I read the "Thomas Jefferson Garden Book" that contains much of his diary about his garden. I found nothing to indicate that at Monticello he prepared his artichokes for the winter, so I am hoping that mine will survive. I mounded compost around the base of each plant and placed ground leaves over much of the plant. Hope that will be enough.

Comments (5)

  • sunnibel7 Md 7
    10 years ago

    Good luck! I have yet to get an artichoke through winter. Actually, it is early spring that seems to get them, with hot days followed by sudden freezes the past few years. Also I have a vole problem. They get down in there and eat the roots. This year I have sprinkled the plants and their mulch with a castor-based repellent, we'll see if that helps. I feel like you, if Jefferson could do it, can't I?

  • Charlie
    Original Author
    10 years ago

    Sunnibel - Regarding your artichokes, did they get through the hard freezes? Did you take any protective measures?

  • mcddyea
    10 years ago

    You can dig the roots, pot them, and put them under the house for winter. I did that successfully one year.

  • sunnibel7 Md 7
    10 years ago

    Charlie, it's only been a few winters that I've had the room to try with the chokes, and none of them have been "normal". But yes, they seem to be fine with the normal course of things and revive after long hard freezes just fine. But we've had 80ð days in February and 26ð nights in late April, and it seems like they only have enough oopmf to get through one or two freeze-thaws like that. They will start growing again in March, then freeze out in a sudden late freeze in April. I've had them unprotected and lightly protected. I didn't want to encourage my voles with a heavy mulch. Maybe it makes sense they don't have too much in reserve, they are only yearling perrenials at their first winter.

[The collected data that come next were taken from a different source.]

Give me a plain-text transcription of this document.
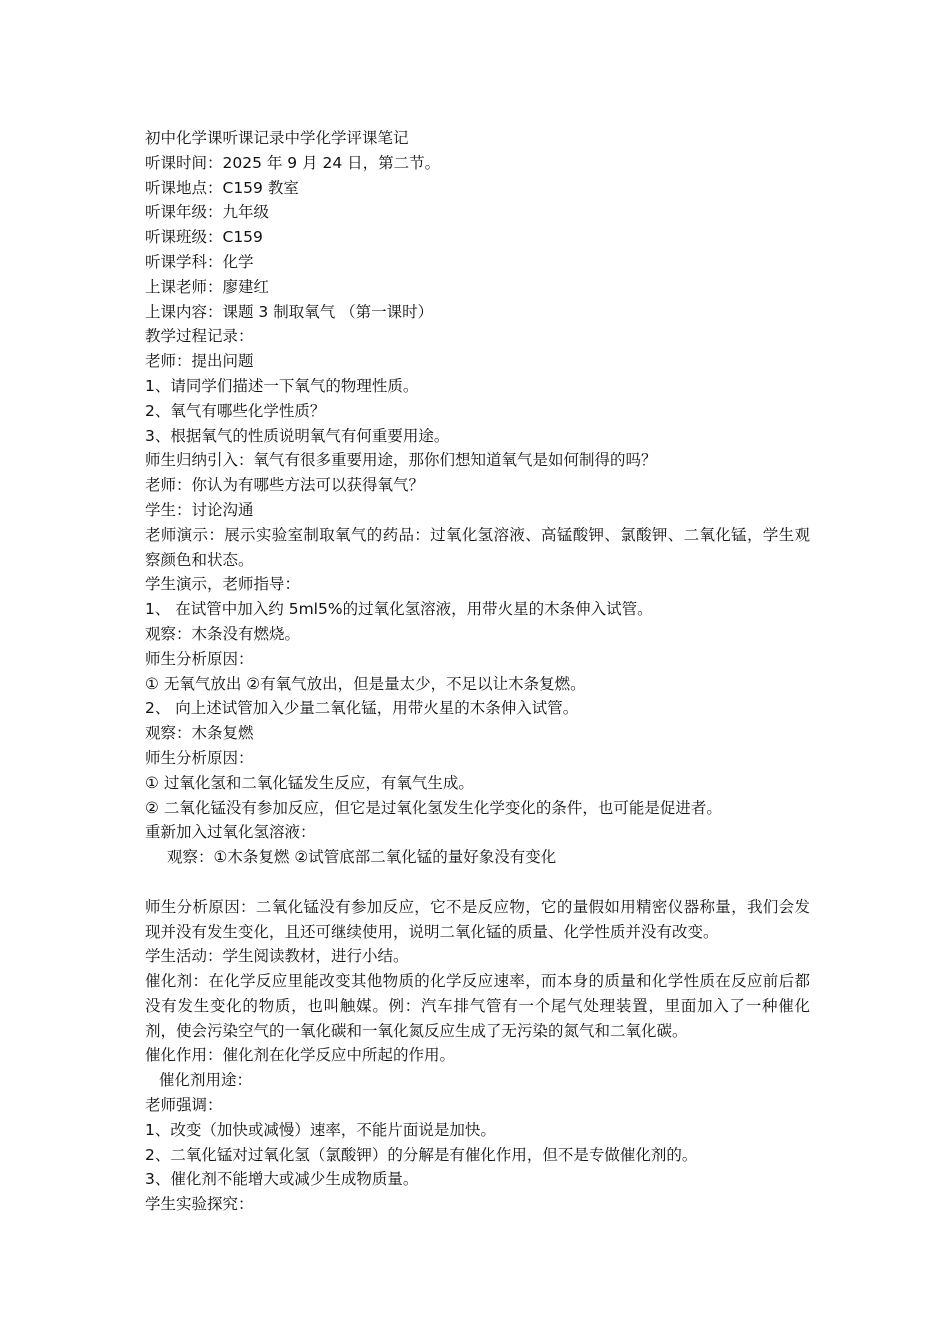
初中化学课听课记录中学化学评课笔记
听课时间：2025 年 9 月 24 日，第二节。
听课地点：C159 教室
听课年级：九年级
听课班级：C159
听课学科：化学
上课老师：廖建红
上课内容：课题 3 制取氧气 （第一课时）
教学过程记录：
老师：提出问题
1、请同学们描述一下氧气的物理性质。
2、氧气有哪些化学性质？
3、根据氧气的性质说明氧气有何重要用途。
师生归纳引入：氧气有很多重要用途，那你们想知道氧气是如何制得的吗？
老师：你认为有哪些方法可以获得氧气？
学生：讨论沟通
老师演示：展示实验室制取氧气的药品：过氧化氢溶液、高锰酸钾、氯酸钾、二氧化锰，学生观察颜色和状态。
学生演示，老师指导：
1、 在试管中加入约 5ml5%的过氧化氢溶液，用带火星的木条伸入试管。
观察：木条没有燃烧。
师生分析原因：
① 无氧气放出 ②有氧气放出，但是量太少，不足以让木条复燃。
2、 向上述试管加入少量二氧化锰，用带火星的木条伸入试管。
观察：木条复燃
师生分析原因：
① 过氧化氢和二氧化锰发生反应，有氧气生成。
② 二氧化锰没有参加反应，但它是过氧化氢发生化学变化的条件，也可能是促进者。
重新加入过氧化氢溶液：
观察：①木条复燃 ②试管底部二氧化锰的量好象没有变化
师生分析原因：二氧化锰没有参加反应，它不是反应物，它的量假如用精密仪器称量，我们会发现并没有发生变化，且还可继续使用，说明二氧化锰的质量、化学性质并没有改变。
学生活动：学生阅读教材，进行小结。
催化剂：在化学反应里能改变其他物质的化学反应速率，而本身的质量和化学性质在反应前后都没有发生变化的物质，也叫触媒。例：汽车排气管有一个尾气处理装置，里面加入了一种催化剂，使会污染空气的一氧化碳和一氧化氮反应生成了无污染的氮气和二氧化碳。
催化作用：催化剂在化学反应中所起的作用。
催化剂用途：
老师强调：
1、改变（加快或减慢）速率，不能片面说是加快。
2、二氧化锰对过氧化氢（氯酸钾）的分解是有催化作用，但不是专做催化剂的。
3、催化剂不能增大或减少生成物质量。
学生实验探究：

    If mine make it through to the spring, I will try harder to protect them from late freezes. And maybe I'll go out now and dig one of the small ones to try in a pot over winter.

  • DanW WI (z5a)
    9 years ago

    I have a real challenge in growing artichokes being in Zone 5a. Have had seed sprouting success but thats about it. I wonder if you could do the following:

    put some ground cloth over the plant before bedding it down for the winter then bury it with 12" or so of dirt

    Then in the spring uncover them after the night temps are above 45 degrees or so then make a mini-greenhouse that you put over the plant, along with a bowl of water inside, until the day temps are in the mid-70s. I am doing this for tomatoes; in SE Wisconsin we have cool springs here with possible snow up to 1st week of May some years. I will be doing this this year for my peppers and tomatoes.

    Another idea, which I have not tried personally, would be to bury some fresh cow dung near the plants which will provide extra heat and create a mini-climate near the plants all winter long (you'd have to remove it plus some surrounding dirt in early spring and throw it in your mulch pile though or I would think you might burn out your plants)

    The mini greenhouse is just a square frame of 2x4s with holes drilled vertically and 2 loops of wire at right angles to each other; then clear plastic stapled on the bottom where the frame touches the ground.